I have a question that has nothing to do with BMI2.
I'm asking you because I do not really expect a response from Marco.
I probably be wrong, but I want to understand.
Why in the makefile,
POPCNT comes with the flag -msse3 instead of -msse4.2 while POPCNT is present only for architectures with a minimum SSE4.2.
And why the flag -mpopcnt is not included?
Code: Select all
### 3.9 popcnt
ifeq ($(popcnt),yes)
CXXFLAGS += -msse3 -DUSE_POPCNT
endif
Same for preftech why the flag is so low?
Code: Select all
### 3.7 prefetch
ifeq ($(prefetch),yes)
ifeq ($(sse),yes)
CXXFLAGS += -msse
DEPENDFLAGS += -msse
endif
else
CXXFLAGS += -DNO_PREFETCH
endif
Regards,
Paul
Re: Stockfish haswell optimized build
Posted: Sun Apr 06, 2014 9:35 pm
by syzygy
It might be interesting to try this.
In bitboard.h change
Code: Select all
struct BMI2Info {
unsigned short *data;
uint64_t mask1;
uint64_t mask2;
};
extern unsigned short attack_table[107648];
extern struct BMI2Info bishop_bmi2[64];
extern struct BMI2Info rook_bmi2[64];
template<PieceType Pt>
inline Bitboard attacks_bb(Square s, Bitboard occ) {
struct BMI2Info *info = (Pt == ROOK ? &rook_bmi2[s] : &bishop_bmi2[s]);
return _pdep_u64(info->data[_pext_u64(occ, info->mask1)], info->mask2);
}
into
Code: Select all
struct BMI2Info {
uint64_t *data;
uint64_t mask;
};
extern struct BMI2Info bishop_bmi2[64];
extern struct BMI2Info rook_bmi2[64];
template<PieceType Pt>
inline Bitboard attacks_bb(Square s, Bitboard occ) {
struct BMI2Info *info = (Pt == ROOK ? &rook_bmi2[s] : &bishop_bmi2[s]);
return info->data[_pext_u64(occ, info->mask)];
}
In bitboard.cpp change the lines
Code: Select all
static unsigned short attacks_table[107648];
...
info[sq].mask1 = bb
...
if (i == 0)
info[sq].mask2 = bb2;
attacks_table[idx++] = _pext_u64(bb2, info[sq].mask2);
into
Code: Select all
static uint64_t attacks_table[107648];
...
info[sq].mask = bb
...
attacks_table[idx++] = bb2;
I did not test this, so maybe something is wrong or missing.

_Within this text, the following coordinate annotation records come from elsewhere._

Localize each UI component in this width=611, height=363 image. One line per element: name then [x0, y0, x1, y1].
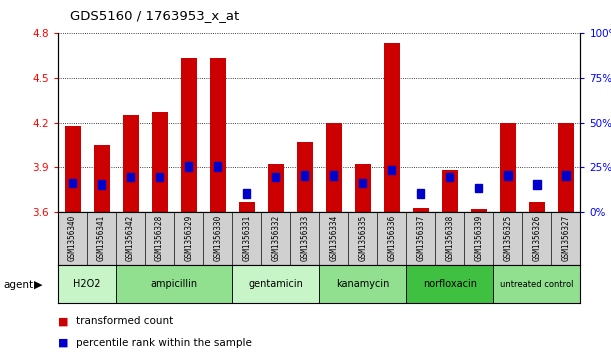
Text: GSM1356335: GSM1356335 [358, 215, 367, 261]
Bar [210, 58, 225, 212]
Bar [301, 171, 309, 180]
Bar [529, 202, 545, 212]
Text: GSM1356342: GSM1356342 [126, 215, 135, 261]
Text: ■: ■ [58, 316, 68, 326]
Text: agent: agent [3, 280, 33, 290]
Text: GSM1356330: GSM1356330 [213, 215, 222, 261]
Bar [65, 126, 81, 212]
Text: ■: ■ [58, 338, 68, 348]
Bar [330, 171, 337, 180]
Text: transformed count: transformed count [76, 316, 174, 326]
Bar [232, 265, 319, 303]
Bar [58, 265, 116, 303]
Bar [558, 122, 574, 212]
Text: ▶: ▶ [34, 280, 42, 290]
Text: GSM1356334: GSM1356334 [329, 215, 338, 261]
Text: GSM1356326: GSM1356326 [532, 215, 541, 261]
Text: GSM1356325: GSM1356325 [503, 215, 513, 261]
Bar [98, 180, 105, 188]
Bar [533, 180, 541, 188]
Bar [413, 208, 429, 212]
Bar [471, 209, 487, 212]
Bar [388, 166, 395, 174]
Bar [69, 179, 76, 187]
Text: kanamycin: kanamycin [336, 279, 389, 289]
Bar [156, 173, 163, 182]
Bar [127, 173, 134, 182]
Bar [93, 145, 109, 212]
Bar [268, 164, 284, 212]
Bar [406, 265, 493, 303]
Bar [446, 173, 453, 182]
Text: GSM1356329: GSM1356329 [184, 215, 193, 261]
Bar [500, 122, 516, 212]
Bar [355, 164, 371, 212]
Text: untreated control: untreated control [500, 280, 574, 289]
Bar [417, 189, 425, 197]
Bar [442, 170, 458, 212]
Bar [123, 115, 139, 212]
Bar [493, 265, 580, 303]
Text: ampicillin: ampicillin [150, 279, 198, 289]
Bar [384, 43, 400, 212]
Text: GSM1356336: GSM1356336 [387, 215, 397, 261]
Bar [181, 58, 197, 212]
Bar [214, 163, 221, 171]
Bar [239, 202, 255, 212]
Text: GSM1356331: GSM1356331 [242, 215, 251, 261]
Text: percentile rank within the sample: percentile rank within the sample [76, 338, 252, 348]
Text: gentamicin: gentamicin [248, 279, 303, 289]
Bar [152, 112, 167, 212]
Text: H2O2: H2O2 [73, 279, 101, 289]
Bar [562, 171, 569, 180]
Bar [319, 265, 406, 303]
Text: GDS5160 / 1763953_x_at: GDS5160 / 1763953_x_at [70, 9, 240, 22]
Text: GSM1356327: GSM1356327 [562, 215, 571, 261]
Text: GSM1356328: GSM1356328 [155, 215, 164, 261]
Bar [326, 122, 342, 212]
Bar [359, 179, 367, 187]
Text: GSM1356337: GSM1356337 [416, 215, 425, 261]
Bar [116, 265, 232, 303]
Bar [504, 171, 511, 180]
Text: GSM1356338: GSM1356338 [445, 215, 455, 261]
Bar [272, 173, 279, 182]
Text: norfloxacin: norfloxacin [423, 279, 477, 289]
Text: GSM1356340: GSM1356340 [68, 215, 77, 261]
Bar [185, 163, 192, 171]
Bar [297, 142, 313, 212]
Text: GSM1356339: GSM1356339 [474, 215, 483, 261]
Text: GSM1356332: GSM1356332 [271, 215, 280, 261]
Bar [243, 189, 251, 197]
Bar [475, 184, 483, 192]
Text: GSM1356341: GSM1356341 [97, 215, 106, 261]
Text: GSM1356333: GSM1356333 [300, 215, 309, 261]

This might be faster and this might be slower, but it would be interesting to know.
Re: Stockfish haswell optimized build
Posted: Sun Apr 06, 2014 9:39 pm
by syzygy
Gerd Isenberg wrote:Assuming you also tried the PEXT only approach with 4 times greater tables, Ronald had the right sense, congratulations!
I don't think he tried, but we can now find out
Re: Stockfish haswell optimized build
Posted: Sun Apr 06, 2014 10:18 pm
by Gerd Isenberg
syzygy wrote:Gerd Isenberg wrote:Assuming you also tried the PEXT only approach with 4 times greater tables, Ronald had the right sense, congratulations!
I don't think he tried, but we can now find out
Would be nice if Jean-Francois or you could try and report. U64 versus pdep_u64(U16, mask2).
Re: Stockfish haswell optimized build
Posted: Sun Apr 06, 2014 10:26 pm
by j_romang
I didn't try
Re: Stockfish haswell optimized build
Posted: Sun Apr 06, 2014 10:30 pm
by j_romang
Gerd Isenberg wrote:
Wow, 4% is a huge speedup considering only attack-getters are changed, but of course affecting other memory and cache issues in other areas of the program.
According to my profiling experiments stockfish spends about 5-6% of time computing attack bitboards, that's we I wanted to give a try to the pext solution.